Monday, September 21, 2009

3 Best Comedies on TV: Big Bang Theory, Better Off Ted, Community


Big Bang Theory! One the 3 (surviving) Funniest Shows on TV, along with Better Off Ted, and the new Community -- all share the same knack for unexpected jokes, some of which you can savor for a moment.

Big Bang makes jokes a lot of regular TV watchers won't even get, which seems brave to me even though there are lots of nerds around--and lots of people who have to live & work with nerds and spend much of the show shaking our heads in amused dismay.

Better Off Ted goes off down insane paths of immorality that just get deeper and more nutty all the way down to the final moment. I love how they handle the voiceover; the two lab guys, especially the African-American one, steal the show every minute they're on screen, and the actress who plays the boss is so over the top it's a wicked joy to watch her go.

Community puts many of its punchlines just off to one side of where the obvious kind of joke would ordinarily be.

Chevy Chase: "You remind me of me when I was your age."
Joel McHale: "I deserved that."

Which takes a moment to sink in. And the guy from Palestine who is hyperobservant, and who labors to understand what's going on culturally by shoehorning the moment into American movie he's seen. I look forward to how they will pay off the other characters over time. Any comedy that starts with a disgraced lawyer who got his law degree from Columbia -- the country, not the university, and, as one character points out, "as an email attachment" -- can't help but make you laugh.

And a running gag that the lead actress looks like Elizabeth Shue (she does) plays off a similar scene at the end of The Office that preceded the premiere, where three morose employees complain of being referred to by their boss by the name of whatever actor they happen to resemble (and they do, too!). Wheels within wheels!


Thursday, September 17, 2009

Heroes & Villains: Why Can't We Act Well More Often?
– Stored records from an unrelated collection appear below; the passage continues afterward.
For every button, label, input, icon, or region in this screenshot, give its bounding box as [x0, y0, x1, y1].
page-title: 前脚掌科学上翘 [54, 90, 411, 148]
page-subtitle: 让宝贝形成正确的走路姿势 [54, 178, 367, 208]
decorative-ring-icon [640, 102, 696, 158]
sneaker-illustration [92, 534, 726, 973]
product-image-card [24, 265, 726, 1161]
My friend Johnny Perian sent me a clip about fishermen who heroically helped untangle a humpback whale off the Farralones near San Francisco back in 2005, and concluded:

It's a damn shame that we can't have more news like the whale story.....but happening between members of the same species, i.e., us. We're so busy trying to screw somebody.... figuratively or literally.... swindle them, verbally or physicaly abuse them, murder them, torture and torment them, bully them or bury them. Human beings are deep down inside a jealous, greedy bunch of bastards, who get an almost morbid ejaculation when they can make another human being bend over in pain and humiliation. We're worse than chimpanzees. The only difference is that they are hairier than we are and physically stronger....and sometimes are prettier than some of the girls I've dated.

I'm not so sure that's the right way to look at it, though I've heard this sentiment before: Animals get along better than humans (you may have seen the YoutTube video of the panhandler with his dog-cat-rat act).

I watch the chickadees fighting over the seed thing out front, and the hummingbirds divebombing each other at their feeder. My (de-balled) cat gets in terrific squalls with a neighbor cat who dares to enter his territory, and has almost lost an eye arguing with a raccoon.

Meanwhile, you can go to a ballgame where 20,000 people sit there in perfect peace and harmony -- even on days when a couple of drunks get into a fight in the parking lot, the other 19,998 people are rubbing shoulders with no problem. Walk at the mall and see hundreds of people milling with no bad intentions in their minds.

When a disaster happens, watch as, at first, everyone freezes. But that's just because nobody knows what to do in an unfamiliar situation, or how even to evaluate the situation. But as soon as one person "takes charge" and starts directing, everybody jumps in to help out with a will -- rescue the people trapped in the car before flames blow it up, try to save a person having a seizure in that same mall, comfort a neighbor whose house is on fire, though they haven't exchanged two words with that neighbor in ten years.

People are mostly good,most of the time, just as you and I are. GIven the chance, and with good leadership or knowing what to do, they will *want* to do the right thing. And sometimes people are assholes - greedy, fearful, resentful, jealous, territorial. And a few people are assholes all the time, just as a few people are saints all the time.

Some fishermen see an entangled whale. If somebody shouts out, "Keep away, that tale will crush you! Don't be a fool! He'll get away eventually, leave it alone!" and they'll all back away and watch in confusion, guilt, and fear. If somebody shouts, "Let's save him! He'll die! We've got to do it! Here, give me a hand! Where's that knife? Joe -- hold this end for me!" and everybody will jump in and rescue the whale in spite of personal danger and a lack of reward other than feeling good about it. Tell them they're heros and they'll brush it off -- they just felt they *had* to do something. Most people feel that way, most of the time.

Leadership matters -- I give you Hitler versus Roosevelt; the American Army in WWII vs a lynch mob. Knowledge matters--I give you an RN at a disaster site, instantly and instinctively going into triage mode, vs. the average Joe who has no idea what to do and is waiting for somebody who *does* know. And whom they can follow, and will follow, willingly.